Rabbi: You have put me to shame, O Kuzari King; and this iniquity is what prevented the completion of what was designated for us, during the 2nd Temple period, as he stated:  Sing and rejoice, O daughter of Zion’ (Zechariah 2:10), for the Divine designation was ready to be initiated like it was at the outset, if all would have agreed to willingly return. But only a fraction returned, while the majority and the aristocracy remained in Babylon, preferring exile and servitude in order not to be separated from their habitations and interests. Perhaps regarding this issue, Shlomo (Solomon) stated: “I sleep, but my heart is awake” (Song of Songs, chapter 5). He nicknames the exile as sleep, and the continuation of prophecy among them as “the voice of my beloved knocks”, that is to say the call of the L-rd to return; “my head is filled with dew”, alludes to the Divine Presence which emerged from the shadow of the Temple, and what he stated: “I have put off my coat”, refers to their laziness to return. “My beloved stretched forth his hand through the opening” alludes to Ezra who implored them, together with Nechemiah (Nehemiah) and the prophets, until a fraction of them consented half-heartedly to return. Now Hashem repaid them according to the dictates of their conscience and they received a shortened measure, in accordance to their shortcomings; for the Divine plan is initiated upon a person in accordance with his preparation for it; if it is little, he gets a little, and if it is very much, he gets very much. Now if they had prepared themselves to meet the L-rd of their forefathers with a full heart, and a willing spirit, we would have met the same experience, that was experienced by our forefathers in (the redemption from) Egypt. But our words: “bow towards his holy mountain”, and “bow towards his footstool”, and “he who restores his Divine Presence to Zion” and other statements of this nature are but the chirping of the Zarzir Bird; for we do not pay attention to what is being expressed by this and by similar statements as you have stated, O Kuzari King.

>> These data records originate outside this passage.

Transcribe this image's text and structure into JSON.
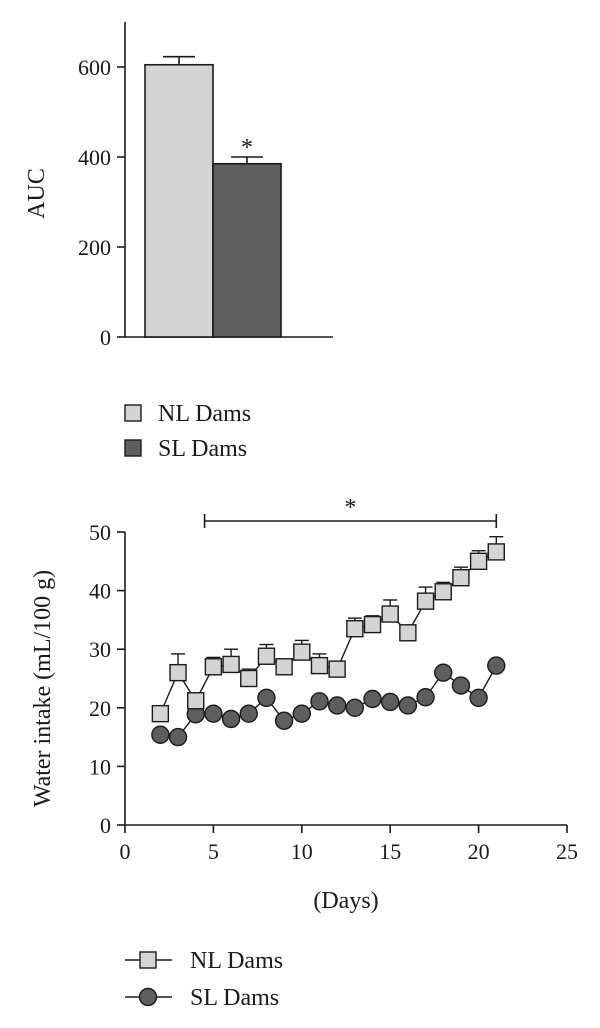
{
  "chart_data": [
    {
      "type": "bar",
      "ylabel": "AUC",
      "xlabel": "",
      "ylim": [
        0,
        700
      ],
      "yticks": [
        0,
        200,
        400,
        600
      ],
      "categories": [
        "NL Dams",
        "SL Dams"
      ],
      "values": [
        605,
        385
      ],
      "errors": [
        18,
        15
      ],
      "colors": [
        "#d4d4d4",
        "#5e5e5e"
      ],
      "annotations": [
        {
          "text": "*",
          "category": "SL Dams"
        }
      ],
      "legend": {
        "placement": "below",
        "entries": [
          "NL Dams",
          "SL Dams"
        ]
      }
    },
    {
      "type": "line",
      "xlabel": "(Days)",
      "ylabel": "Water intake (mL/100 g)",
      "xlim": [
        0,
        25
      ],
      "ylim": [
        0,
        50
      ],
      "xticks": [
        0,
        5,
        10,
        15,
        20,
        25
      ],
      "yticks": [
        0,
        10,
        20,
        30,
        40,
        50
      ],
      "x": [
        2,
        3,
        4,
        5,
        6,
        7,
        8,
        9,
        10,
        11,
        12,
        13,
        14,
        15,
        16,
        17,
        18,
        19,
        20,
        21
      ],
      "series": [
        {
          "name": "NL Dams",
          "marker": "square",
          "color": "#d4d4d4",
          "values": [
            19,
            26,
            21.2,
            27,
            27.4,
            25,
            28.8,
            27,
            29.5,
            27.2,
            26.6,
            33.5,
            34.2,
            36,
            32.8,
            38.2,
            39.8,
            42.2,
            45,
            46.6
          ],
          "errors": [
            0,
            3.2,
            0,
            1.6,
            2.6,
            1.6,
            2.0,
            0,
            2.0,
            2.0,
            0,
            1.8,
            1.5,
            2.4,
            1.2,
            2.4,
            1.6,
            1.8,
            1.8,
            2.6
          ]
        },
        {
          "name": "SL Dams",
          "marker": "circle",
          "color": "#5e5e5e",
          "values": [
            15.4,
            15,
            18.9,
            19,
            18.1,
            19,
            21.7,
            17.8,
            19,
            21.1,
            20.4,
            20,
            21.5,
            21,
            20.4,
            21.8,
            26,
            23.8,
            21.7,
            27.2
          ]
        }
      ],
      "annotations": [
        {
          "text": "*",
          "bracket_x": [
            4.5,
            21
          ]
        }
      ],
      "legend": {
        "placement": "below",
        "entries": [
          "NL Dams",
          "SL Dams"
        ]
      }
    }
  ]
}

2 Species of Zarzir birds according to Wikipedia

Footnotes:

[1]  Commentaries had difficulty explaining this section of the Kuzari and the translation I used was based on the source that I found stating:

לאור ההלכה הכוזרי בהלכה

כלומר: למכור הקורות בלבד ולהניח המקום חרב. חידוש דין יש בדבר: הרי אין כאן לא משום “חנייה” ולא משום הכנסת ע”ז, ובכל זאת אסור מפני ש”מניחו חרב”. ואף מקור מוצאו של הדין יש לראות באותו פרק ראשון של ע”ז. שתי משניות הן: על איסור מכירה במחובר לקרקע, ועל איסור מכירת והשכרת בתים. נתבונן בשני הדינים ונראה שינוי: במשנת מחובר לקרקע שנינו: “ר’ יהודה אומר: מוכר הוא על מנת לקוץ” (וכך נפסקה ההלכה), ואילו במשנת בתים לא נזכר היתר זה של מכירה על מנת שיטול את העצים והאבנים מכאן. סימן, שכאן הדבר אסור.